Wie Applaus funktioniert

Bild: www.kla.tv

Maybrit Illner, Frank Plasberg, Sandra Maischberger, Anne Will usw., wer kennt nicht deren „geistreiche“ und „informative“ Talkshows. Auch ich habe, vor Jahren, mal reingegugt und das reichte mir, man muß ja nicht ein Detektiv sein, um den Trick mit der Auswahl der Gäste und den Vorklatschern zu durchschauen.
Emmanuel Sarides

 

Wenn wir in einem Konzert, im Theater oder einem Vortrag sitzen, klatschen wir hinterher oft nur, weil es alle tun – unabhängig davon, ob uns das Gehörte gefallen hat oder nicht. Dieses Phänomen wurde vom Berliner Leibnitz-Institut wissenschaftlich untersucht. Das Ergebnis zusammengefasst: Trau nicht jedem Applaus.

Wer nach seinem Vortrag Applaus bekommt, der freut sich.
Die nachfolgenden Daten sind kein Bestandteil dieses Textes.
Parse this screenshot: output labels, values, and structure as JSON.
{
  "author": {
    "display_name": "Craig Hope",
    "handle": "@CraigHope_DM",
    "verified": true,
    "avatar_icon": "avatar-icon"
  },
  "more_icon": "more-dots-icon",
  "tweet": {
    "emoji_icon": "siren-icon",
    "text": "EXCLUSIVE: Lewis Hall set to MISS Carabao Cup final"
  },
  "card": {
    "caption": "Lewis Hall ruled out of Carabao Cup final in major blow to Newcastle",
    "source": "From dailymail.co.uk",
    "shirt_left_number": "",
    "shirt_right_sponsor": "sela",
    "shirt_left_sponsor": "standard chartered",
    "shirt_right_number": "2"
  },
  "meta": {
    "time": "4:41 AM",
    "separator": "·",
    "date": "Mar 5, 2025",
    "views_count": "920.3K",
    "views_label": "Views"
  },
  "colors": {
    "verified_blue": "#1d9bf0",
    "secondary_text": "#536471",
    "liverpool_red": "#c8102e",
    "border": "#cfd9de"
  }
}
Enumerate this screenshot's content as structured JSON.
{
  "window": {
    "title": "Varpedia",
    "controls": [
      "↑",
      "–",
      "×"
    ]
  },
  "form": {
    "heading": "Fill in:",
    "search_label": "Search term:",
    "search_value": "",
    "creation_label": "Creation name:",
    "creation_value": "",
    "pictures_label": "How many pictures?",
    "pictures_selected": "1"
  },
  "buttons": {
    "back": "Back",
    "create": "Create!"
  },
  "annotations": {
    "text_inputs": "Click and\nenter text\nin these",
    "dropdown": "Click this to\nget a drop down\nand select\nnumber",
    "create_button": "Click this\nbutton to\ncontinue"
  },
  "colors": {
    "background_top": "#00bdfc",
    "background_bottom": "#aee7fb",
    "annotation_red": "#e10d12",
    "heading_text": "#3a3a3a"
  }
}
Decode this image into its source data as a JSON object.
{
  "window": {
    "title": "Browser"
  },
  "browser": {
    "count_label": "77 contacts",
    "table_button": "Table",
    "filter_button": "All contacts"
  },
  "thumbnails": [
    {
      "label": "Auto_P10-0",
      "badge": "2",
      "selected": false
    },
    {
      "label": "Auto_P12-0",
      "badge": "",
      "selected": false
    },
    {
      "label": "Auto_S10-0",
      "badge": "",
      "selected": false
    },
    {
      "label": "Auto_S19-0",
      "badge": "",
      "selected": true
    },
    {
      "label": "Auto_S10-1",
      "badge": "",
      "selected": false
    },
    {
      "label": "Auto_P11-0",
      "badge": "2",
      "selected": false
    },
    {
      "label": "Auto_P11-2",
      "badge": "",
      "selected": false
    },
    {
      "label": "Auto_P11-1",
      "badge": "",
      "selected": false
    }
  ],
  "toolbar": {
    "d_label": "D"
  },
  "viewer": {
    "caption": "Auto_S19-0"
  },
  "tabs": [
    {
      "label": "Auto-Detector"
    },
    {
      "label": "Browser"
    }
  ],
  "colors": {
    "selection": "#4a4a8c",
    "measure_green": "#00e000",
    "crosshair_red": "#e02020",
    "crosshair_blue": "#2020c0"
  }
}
Und überlegt sich nicht, wer wie lange klatscht und warum. Das hat Professor Jens Krause mit seiner Forschungsgruppe getan: Applaus hat mich schon immer fasziniert. Das ist ein Phänomen, das man fast tagtäglich beobachtet, das in verschiedensten Kontexten vorkommt, aber es ist mysteriös, wie fangen die Leute eigentlich damit an? Wer traut sich als erstes den Applaus zu beginnen und wie hören die Leute überhaupt wieder auf?

Der Applaus ist oft unabhängig von der Qualität des Vortrags

Der Applaus ist oft unabhängig von der Qualität des Vortrags. Wenn andere klatschen, klatschen wir meist irgendwie mit.

Jens Krause hat eine Studentengruppe in einen Vortragssaal gesetzt. Die Studenten wurden so gesetzt, dass die Forscher von jedem die Hände sehen konnten und sie haben dann einem Kommilitonen bei einem Vortrag zugehört. Die Aufgabe der Zuhörer war es eigentlich, sich mit der Körpersprache des Vortragenden zu beschäftigen. In Wirklichkeit wurde aber das Klatschverhalten des Publikums beobachtet.

Frühe und späte Klatscher

Und das, fand er heraus, hat weniger mit der Qualität des Vortrages zu tun, sondern mit dem Wesen der Zuschauer: Eine der überraschenden Sachen war sicherlich, dass die Reihenfolge mit der die Individuen beginnen zu klatschen, sehr wiederholbar ist für ein gegebenes Publikum. Also wenn man da zwanzig Leute sitzen hat, dann gibt es einige, die fangen fast immer an zu klatschen und andere beginnen erst sehr spät damit. Also es gibt frühe und späte Klatscher. Beim Aufhören ist das ähnlich.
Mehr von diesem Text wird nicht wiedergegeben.